Opened it up and slathered with some EVOO.  Then liberally sprinkled with Penzey's Balti seasoning.  It's comprised of: coriander, garlic, ginger, cumin, dundicut chilies, Ceylon cinnamon, brown mustard seeds, cardamom, clove, fennel, fenugreek, charnushka (kalonji, black onion seed), ajwain, star anise, black cardamom, cilantro, anise seed and bay leaf and has a nice little kick!

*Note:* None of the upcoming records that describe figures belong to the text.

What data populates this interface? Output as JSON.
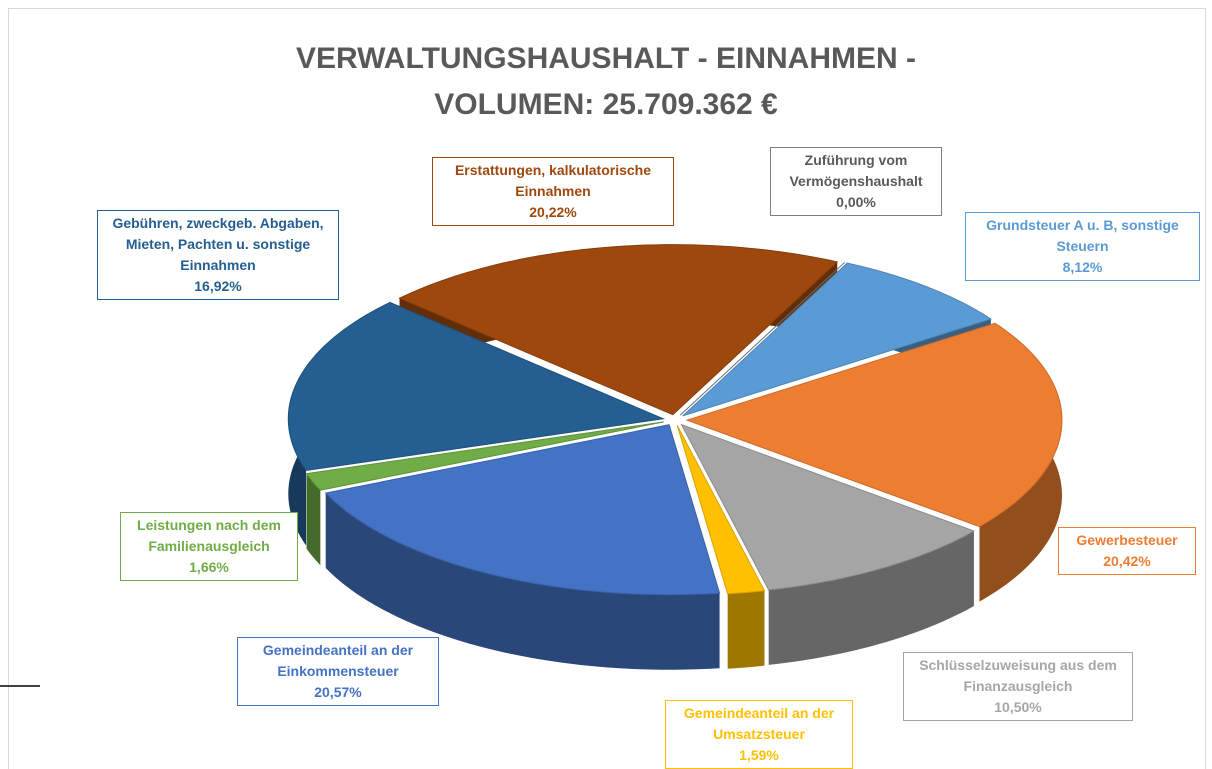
{
  "chart_data": {
    "type": "pie",
    "title": "VERWALTUNGSHAUSHALT - EINNAHMEN - VOLUMEN: 25.709.362 €",
    "categories": [
      "Zuführung vom Vermögenshaushalt",
      "Grundsteuer A u. B, sonstige Steuern",
      "Gewerbesteuer",
      "Schlüsselzuweisung aus dem Finanzausgleich",
      "Gemeindeanteil an der Umsatzsteuer",
      "Gemeindeanteil an der Einkommensteuer",
      "Leistungen nach dem Familienausgleich",
      "Gebühren, zweckgeb. Abgaben, Mieten, Pachten u. sonstige Einnahmen",
      "Erstattungen, kalkulatorische Einnahmen"
    ],
    "values": [
      0.0,
      8.12,
      20.42,
      10.5,
      1.59,
      20.57,
      1.66,
      16.92,
      20.22
    ],
    "value_labels": [
      "0,00%",
      "8,12%",
      "20,42%",
      "10,50%",
      "1,59%",
      "20,57%",
      "1,66%",
      "16,92%",
      "20,22%"
    ],
    "colors": [
      "#7f7f7f",
      "#5b9bd5",
      "#ed7d31",
      "#a5a5a5",
      "#ffc000",
      "#4472c4",
      "#70ad47",
      "#255e91",
      "#9e480e"
    ]
  }
}
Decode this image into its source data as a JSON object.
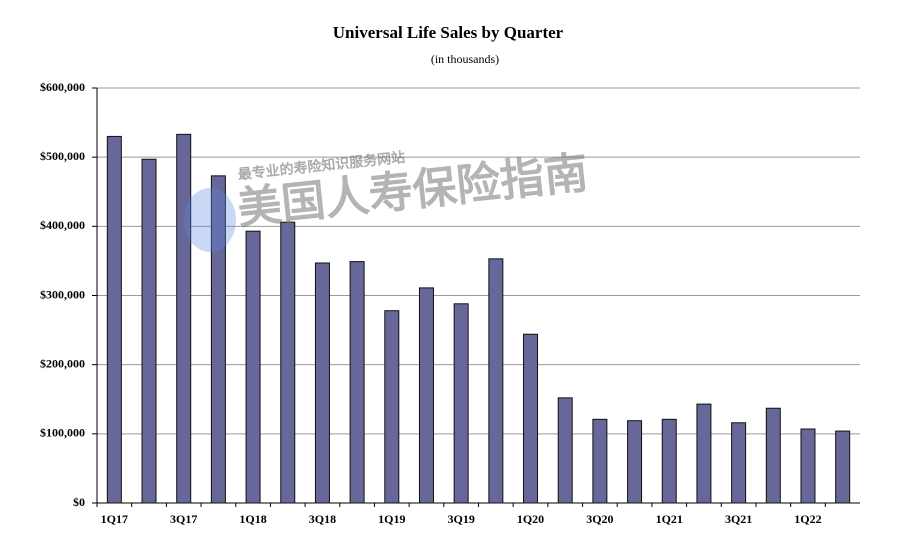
{
  "chart_data": {
    "type": "bar",
    "title": "Universal Life Sales by Quarter",
    "subtitle": "(in thousands)",
    "categories": [
      "1Q17",
      null,
      "3Q17",
      null,
      "1Q18",
      null,
      "3Q18",
      null,
      "1Q19",
      null,
      "3Q19",
      null,
      "1Q20",
      null,
      "3Q20",
      null,
      "1Q21",
      null,
      "3Q21",
      null,
      "1Q22",
      null
    ],
    "values": [
      530000,
      497000,
      533000,
      473000,
      393000,
      406000,
      347000,
      349000,
      278000,
      311000,
      288000,
      353000,
      244000,
      152000,
      121000,
      119000,
      121000,
      143000,
      116000,
      137000,
      107000,
      104000
    ],
    "color": "#67679a",
    "ylim": [
      0,
      600000
    ],
    "yticks": [
      {
        "value": 0,
        "label": "$0"
      },
      {
        "value": 100000,
        "label": "$100,000"
      },
      {
        "value": 200000,
        "label": "$200,000"
      },
      {
        "value": 300000,
        "label": "$300,000"
      },
      {
        "value": 400000,
        "label": "$400,000"
      },
      {
        "value": 500000,
        "label": "$500,000"
      },
      {
        "value": 600000,
        "label": "$600,000"
      }
    ],
    "grid": true
  },
  "watermark": {
    "title": "美国人寿保险指南",
    "tagline": "最专业的寿险知识服务网站"
  }
}
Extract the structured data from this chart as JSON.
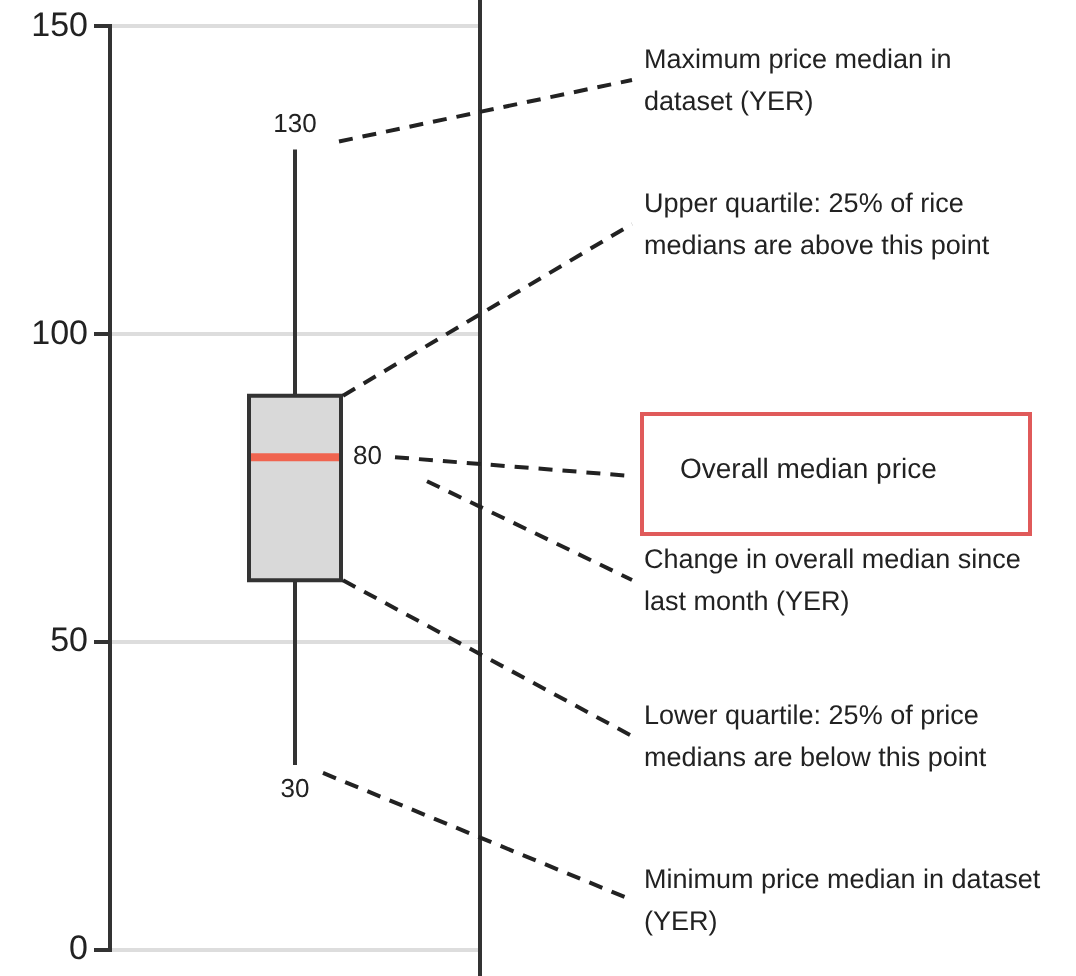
{
  "chart_data": {
    "type": "box",
    "categories": [
      null
    ],
    "boxes": [
      {
        "low": 30,
        "q1": 60,
        "median": 80,
        "q3": 90,
        "high": 130
      }
    ],
    "color": "#d9d9d9",
    "ylim": [
      0,
      150
    ],
    "yticks": [
      0,
      50,
      100,
      150
    ],
    "grid": "y",
    "tick_labels": "y",
    "legend": false,
    "annotations": [
      {
        "text": "130",
        "y": 130
      },
      "80",
      {
        "text": "30",
        "y": 30
      },
      "Maximum price median in dataset (YER)",
      "Upper quartile: 25% of rice medians are above this point",
      "Overall median price",
      "Change in overall median since last month (YER)",
      "Lower quartile: 25% of price medians are below this point",
      "Minimum price median in dataset (YER)"
    ]
  }
}
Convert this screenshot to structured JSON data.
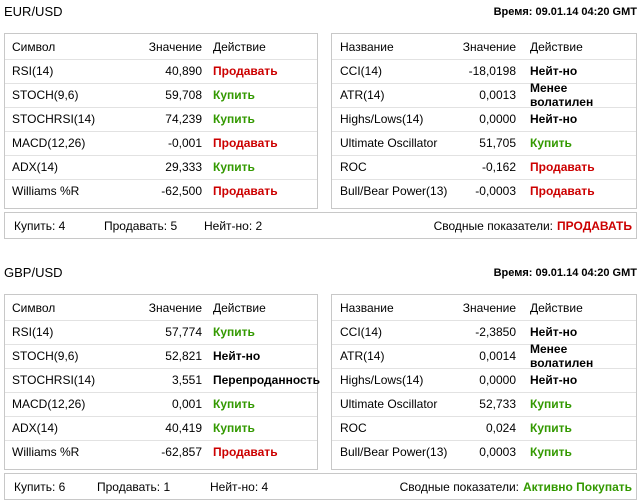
{
  "sections": [
    {
      "title": "EUR/USD",
      "time": "Время: 09.01.14 04:20 GMT",
      "left": {
        "headers": [
          "Символ",
          "Значение",
          "Действие"
        ],
        "rows": [
          {
            "name": "RSI(14)",
            "value": "40,890",
            "action": "Продавать",
            "color": "#cc0000"
          },
          {
            "name": "STOCH(9,6)",
            "value": "59,708",
            "action": "Купить",
            "color": "#339900"
          },
          {
            "name": "STOCHRSI(14)",
            "value": "74,239",
            "action": "Купить",
            "color": "#339900"
          },
          {
            "name": "MACD(12,26)",
            "value": "-0,001",
            "action": "Продавать",
            "color": "#cc0000"
          },
          {
            "name": "ADX(14)",
            "value": "29,333",
            "action": "Купить",
            "color": "#339900"
          },
          {
            "name": "Williams %R",
            "value": "-62,500",
            "action": "Продавать",
            "color": "#cc0000"
          }
        ]
      },
      "right": {
        "headers": [
          "Название",
          "Значение",
          "Действие"
        ],
        "rows": [
          {
            "name": "CCI(14)",
            "value": "-18,0198",
            "action": "Нейт-но",
            "color": "#000000"
          },
          {
            "name": "ATR(14)",
            "value": "0,0013",
            "action": "Менее волатилен",
            "color": "#000000"
          },
          {
            "name": "Highs/Lows(14)",
            "value": "0,0000",
            "action": "Нейт-но",
            "color": "#000000"
          },
          {
            "name": "Ultimate Oscillator",
            "value": "51,705",
            "action": "Купить",
            "color": "#339900"
          },
          {
            "name": "ROC",
            "value": "-0,162",
            "action": "Продавать",
            "color": "#cc0000"
          },
          {
            "name": "Bull/Bear Power(13)",
            "value": "-0,0003",
            "action": "Продавать",
            "color": "#cc0000"
          }
        ]
      },
      "summary": {
        "buy": "Купить: 4",
        "sell": "Продавать: 5",
        "neutral": "Нейт-но: 2",
        "label": "Сводные показатели:",
        "verdict": "ПРОДАВАТЬ",
        "verdict_color": "#cc0000"
      }
    },
    {
      "title": "GBP/USD",
      "time": "Время: 09.01.14 04:20 GMT",
      "left": {
        "headers": [
          "Символ",
          "Значение",
          "Действие"
        ],
        "rows": [
          {
            "name": "RSI(14)",
            "value": "57,774",
            "action": "Купить",
            "color": "#339900"
          },
          {
            "name": "STOCH(9,6)",
            "value": "52,821",
            "action": "Нейт-но",
            "color": "#000000"
          },
          {
            "name": "STOCHRSI(14)",
            "value": "3,551",
            "action": "Перепроданность",
            "color": "#000000"
          },
          {
            "name": "MACD(12,26)",
            "value": "0,001",
            "action": "Купить",
            "color": "#339900"
          },
          {
            "name": "ADX(14)",
            "value": "40,419",
            "action": "Купить",
            "color": "#339900"
          },
          {
            "name": "Williams %R",
            "value": "-62,857",
            "action": "Продавать",
            "color": "#cc0000"
          }
        ]
      },
      "right": {
        "headers": [
          "Название",
          "Значение",
          "Действие"
        ],
        "rows": [
          {
            "name": "CCI(14)",
            "value": "-2,3850",
            "action": "Нейт-но",
            "color": "#000000"
          },
          {
            "name": "ATR(14)",
            "value": "0,0014",
            "action": "Менее волатилен",
            "color": "#000000"
          },
          {
            "name": "Highs/Lows(14)",
            "value": "0,0000",
            "action": "Нейт-но",
            "color": "#000000"
          },
          {
            "name": "Ultimate Oscillator",
            "value": "52,733",
            "action": "Купить",
            "color": "#339900"
          },
          {
            "name": "ROC",
            "value": "0,024",
            "action": "Купить",
            "color": "#339900"
          },
          {
            "name": "Bull/Bear Power(13)",
            "value": "0,0003",
            "action": "Купить",
            "color": "#339900"
          }
        ]
      },
      "summary": {
        "buy": "Купить: 6",
        "sell": "Продавать: 1",
        "neutral": "Нейт-но: 4",
        "label": "Сводные показатели:",
        "verdict": "Активно Покупать",
        "verdict_color": "#339900"
      }
    }
  ]
}
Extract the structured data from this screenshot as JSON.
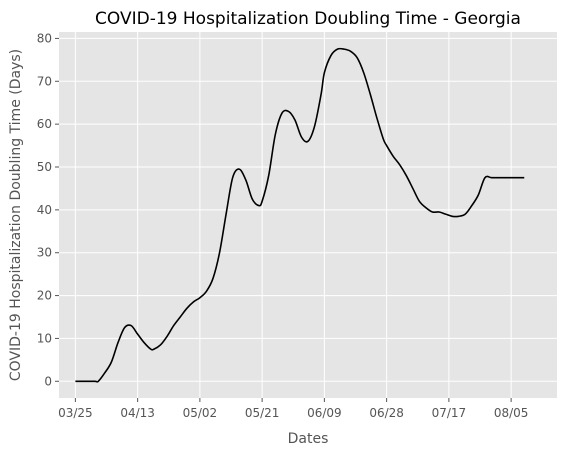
{
  "chart_data": {
    "type": "line",
    "title": "COVID-19 Hospitalization Doubling Time - Georgia",
    "xlabel": "Dates",
    "ylabel": "COVID-19 Hospitalization Doubling Time (Days)",
    "x_tick_labels": [
      "03/25",
      "04/13",
      "05/02",
      "05/21",
      "06/09",
      "06/28",
      "07/17",
      "08/05"
    ],
    "y_ticks": [
      0,
      10,
      20,
      30,
      40,
      50,
      60,
      70,
      80
    ],
    "ylim": [
      -3.9,
      81.5
    ],
    "xlim": [
      "2020-03-20",
      "2020-08-19"
    ],
    "grid": true,
    "background": "#e5e5e5",
    "line_color": "#000000",
    "series": [
      {
        "x": [
          "2020-03-25",
          "2020-03-28",
          "2020-03-31",
          "2020-04-01",
          "2020-04-03",
          "2020-04-05",
          "2020-04-07",
          "2020-04-09",
          "2020-04-11",
          "2020-04-13",
          "2020-04-15",
          "2020-04-17",
          "2020-04-18",
          "2020-04-20",
          "2020-04-22",
          "2020-04-24",
          "2020-04-26",
          "2020-04-28",
          "2020-04-30",
          "2020-05-02",
          "2020-05-04",
          "2020-05-06",
          "2020-05-08",
          "2020-05-10",
          "2020-05-12",
          "2020-05-14",
          "2020-05-16",
          "2020-05-18",
          "2020-05-20",
          "2020-05-21",
          "2020-05-23",
          "2020-05-25",
          "2020-05-27",
          "2020-05-29",
          "2020-05-31",
          "2020-06-02",
          "2020-06-04",
          "2020-06-06",
          "2020-06-08",
          "2020-06-09",
          "2020-06-11",
          "2020-06-13",
          "2020-06-15",
          "2020-06-17",
          "2020-06-19",
          "2020-06-21",
          "2020-06-23",
          "2020-06-25",
          "2020-06-27",
          "2020-06-28",
          "2020-06-30",
          "2020-07-02",
          "2020-07-04",
          "2020-07-06",
          "2020-07-08",
          "2020-07-10",
          "2020-07-12",
          "2020-07-14",
          "2020-07-16",
          "2020-07-18",
          "2020-07-20",
          "2020-07-22",
          "2020-07-24",
          "2020-07-26",
          "2020-07-28",
          "2020-07-30",
          "2020-08-01",
          "2020-08-03",
          "2020-08-05",
          "2020-08-07",
          "2020-08-09",
          "2020-08-11",
          "2020-08-13"
        ],
        "y": [
          0,
          0,
          0,
          0,
          2,
          4.5,
          9,
          12.5,
          13,
          11,
          9,
          7.5,
          7.5,
          8.5,
          10.5,
          13,
          15,
          17,
          18.5,
          19.5,
          21,
          24,
          30,
          39,
          47.5,
          49.5,
          47,
          42.5,
          41,
          42,
          48,
          57.5,
          62.5,
          63,
          61,
          57,
          56,
          59.5,
          67,
          72,
          76,
          77.5,
          77.5,
          77,
          75.5,
          72,
          67,
          61.5,
          56.5,
          55,
          52.5,
          50.5,
          48,
          45,
          42,
          40.5,
          39.5,
          39.5,
          39,
          38.5,
          38.5,
          39,
          41,
          43.5,
          47.5,
          47.5,
          47.5,
          47.5,
          47.5,
          47.5,
          47.5,
          47.5,
          47.5
        ]
      }
    ]
  }
}
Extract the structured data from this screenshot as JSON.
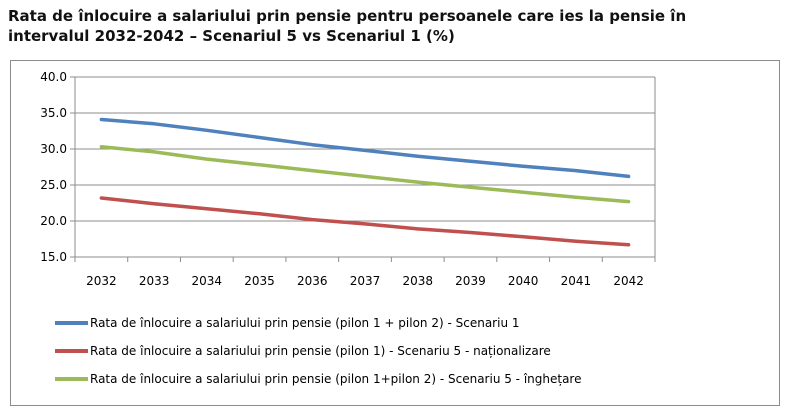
{
  "title_lines": [
    "Rata de înlocuire a salariului prin pensie pentru persoanele care ies la pensie în",
    "intervalul 2032-2042 – Scenariul 5 vs Scenariul 1 (%)"
  ],
  "chart_data": {
    "type": "line",
    "title": "Rata de înlocuire a salariului prin pensie pentru persoanele care ies la pensie în intervalul 2032-2042 – Scenariul 5 vs Scenariul 1 (%)",
    "categories": [
      "2032",
      "2033",
      "2034",
      "2035",
      "2036",
      "2037",
      "2038",
      "2039",
      "2040",
      "2041",
      "2042"
    ],
    "ylim": [
      15,
      40
    ],
    "yticks": [
      "15.0",
      "20.0",
      "25.0",
      "30.0",
      "35.0",
      "40.0"
    ],
    "grid": true,
    "legend_position": "bottom",
    "series": [
      {
        "name": "Rata de înlocuire a salariului prin pensie (pilon 1 + pilon 2) - Scenariu 1",
        "color": "#4f81bd",
        "values": [
          34.1,
          33.5,
          32.6,
          31.6,
          30.6,
          29.8,
          29.0,
          28.3,
          27.6,
          27.0,
          26.2
        ]
      },
      {
        "name": "Rata de înlocuire a salariului prin pensie (pilon 1) - Scenariu 5 - naționalizare",
        "color": "#c0504d",
        "values": [
          23.2,
          22.4,
          21.7,
          21.0,
          20.2,
          19.6,
          18.9,
          18.4,
          17.8,
          17.2,
          16.7
        ]
      },
      {
        "name": "Rata de înlocuire a salariului prin pensie (pilon 1+pilon 2) - Scenariu 5 - înghețare",
        "color": "#9bbb59",
        "values": [
          30.3,
          29.6,
          28.6,
          27.8,
          27.0,
          26.2,
          25.4,
          24.7,
          24.0,
          23.3,
          22.7
        ]
      }
    ]
  }
}
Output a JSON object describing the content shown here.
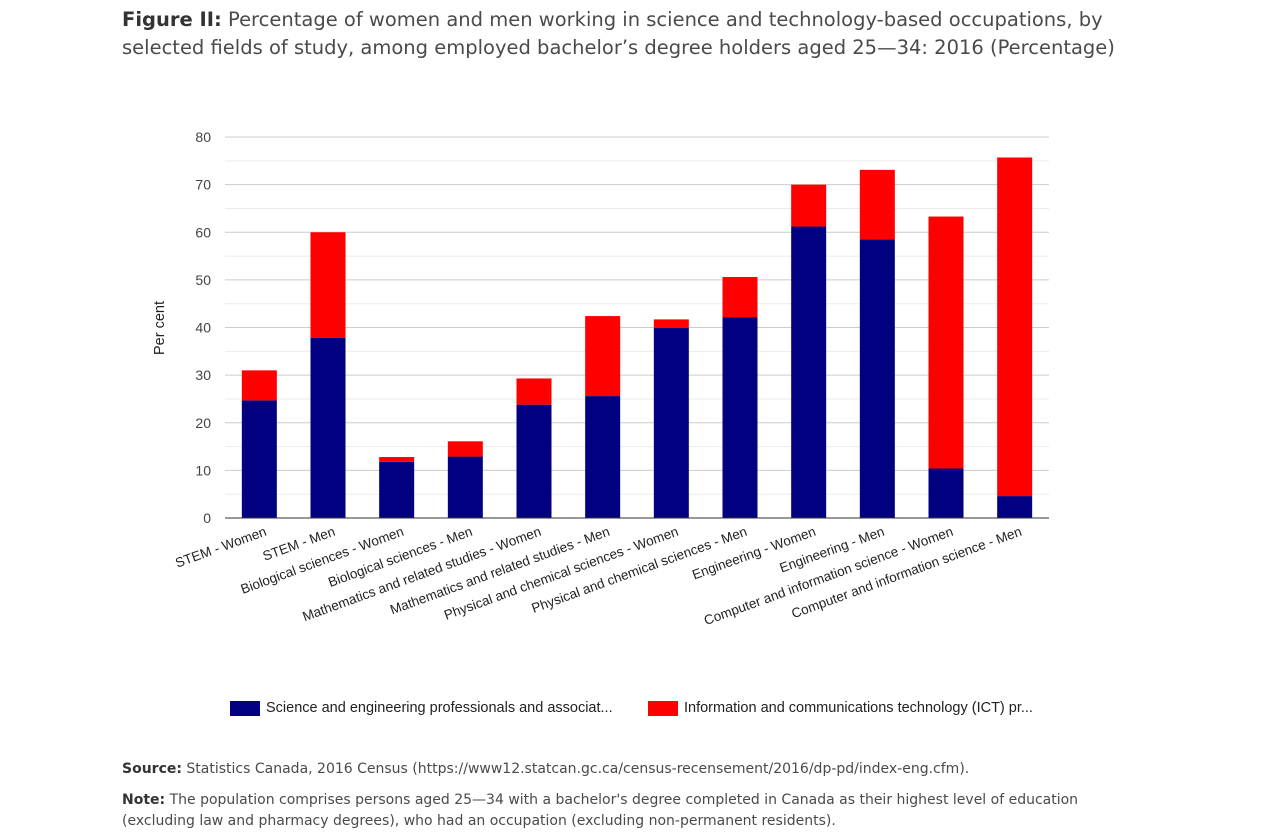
{
  "header": {
    "figure_label": "Figure II:",
    "title_text": "Percentage of women and men working in science and technology-based occupations, by selected fields of study, among employed bachelor’s degree holders aged 25—34: 2016 (Percentage)"
  },
  "chart_data": {
    "type": "bar",
    "stacked": true,
    "title": "",
    "xlabel": "",
    "ylabel": "Per cent",
    "ylim": [
      0,
      80
    ],
    "yticks": [
      0,
      10,
      20,
      30,
      40,
      50,
      60,
      70,
      80
    ],
    "grid": true,
    "legend_position": "bottom",
    "categories": [
      "STEM - Women",
      "STEM - Men",
      "Biological sciences - Women",
      "Biological sciences - Men",
      "Mathematics and related studies - Women",
      "Mathematics and related studies - Men",
      "Physical and chemical sciences - Women",
      "Physical and chemical sciences - Men",
      "Engineering - Women",
      "Engineering - Men",
      "Computer and information science - Women",
      "Computer and information science - Men"
    ],
    "series": [
      {
        "name": "Science and engineering professionals and associat...",
        "color": "#000080",
        "values": [
          24.7,
          37.8,
          11.8,
          12.9,
          23.8,
          25.6,
          39.9,
          42.1,
          61.2,
          58.5,
          10.4,
          4.6
        ]
      },
      {
        "name": "Information and communications technology (ICT) pr...",
        "color": "#ff0000",
        "values": [
          6.3,
          22.2,
          1.0,
          3.2,
          5.5,
          16.8,
          1.8,
          8.5,
          8.8,
          14.6,
          52.9,
          71.1
        ]
      }
    ]
  },
  "source": {
    "label": "Source:",
    "text": "Statistics Canada, 2016 Census (https://www12.statcan.gc.ca/census-recensement/2016/dp-pd/index-eng.cfm)."
  },
  "note": {
    "label": "Note:",
    "text": "The population comprises persons aged 25—34 with a bachelor's degree completed in Canada as their highest level of education (excluding law and pharmacy degrees), who had an occupation (excluding non-permanent residents)."
  }
}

Then wrapped up and into the fridge overnight.













20130328_121943.jpg



__ teebob2000
__ Mar 28, 2013






This morning opened it up to a REALLY nice smell!  A little more OO inside and out, and then filled with about a dozen peeled garlic cloves.













20130328_122301.jpg



__ teebob2000
__ Mar 28, 2013






Bound up with butcher's twine and then into the WSM at about 250F with some oak.













20130328_130132.jpg



__ teebob2000
__ Mar 28, 2013






Going to be serving with some Madras lentils, curry rice and naan bread fresh from the oven.

Stay tuned, more to come!


----------



## chef jimmyj (Mar 28, 2013)

Sounds like a great meal...JJ


----------



## teebob2000 (Mar 29, 2013)

So finished it up.  Did it on a WSM with water pan.  Light winds today.  After 3 hours it was 135F internal temp.  I probably would have pulled at 130F plus rest time, but one of my guests wanted medium.  Taken off the smoker and into a pan covered with foil and the oven on warm (150F).  Gave it an hour rest.













20130328_172338.jpg



__ teebob2000
__ Mar 29, 2013






Sliced up and dipped into the pan drippings.  The skin was fantastic between the Balti seasoning and the smoke.  Served with a nice petite sirah.













20130328_183718.jpg



__ teebob2000
__ Mar 29, 2013






Easy as could be!  Anybody have any questions, let me know!

Tom


----------



## ryschoo (Mar 29, 2013)

:grilling_smilie: WOW that looks great! I've been wanting to smoke some lamb since I have never done it before and I think you just supplied me with the motivation.


----------



## 05sprcrw (Mar 29, 2013)

Definitely looks good I may just have to give lamb a shot.


----------



## athabaskar (Mar 29, 2013)

Thanks teebob. I had the inspiration for an Indian flavor leg and you gave me the demonstration. Hope mine turns out as good as yours looks!


----------



## teebob2000 (Mar 29, 2013)

A couple things to add on the process...

I used the oak sparingly because I didn't want to overpower the Indian seasoning.  I'm doing a Greek-style on Easter Sunday and will probably do the same to not overpower the seasonings I plan to use for that one.  I also only used smoke for 2 of the 3 total hours on the Weber.  Last hour I set the lamb in the foil pan shown above because I saw I was losing lots of drippings into the waterpan.  Since the leg cut is boned, the underside is kind of open and that's where I was losing juice.  I might also try to smoke it with the fat side down after the first hour to prevent juice loss.  I simply dipped the slices into the juice in the pan before serving, I might actually make a nice light gravy for my Sunday lamb.  I'll do a new posting for that one.


----------



## ak1 (Mar 30, 2013)

Nice!  I'm doing a leg tomorrow as well.


----------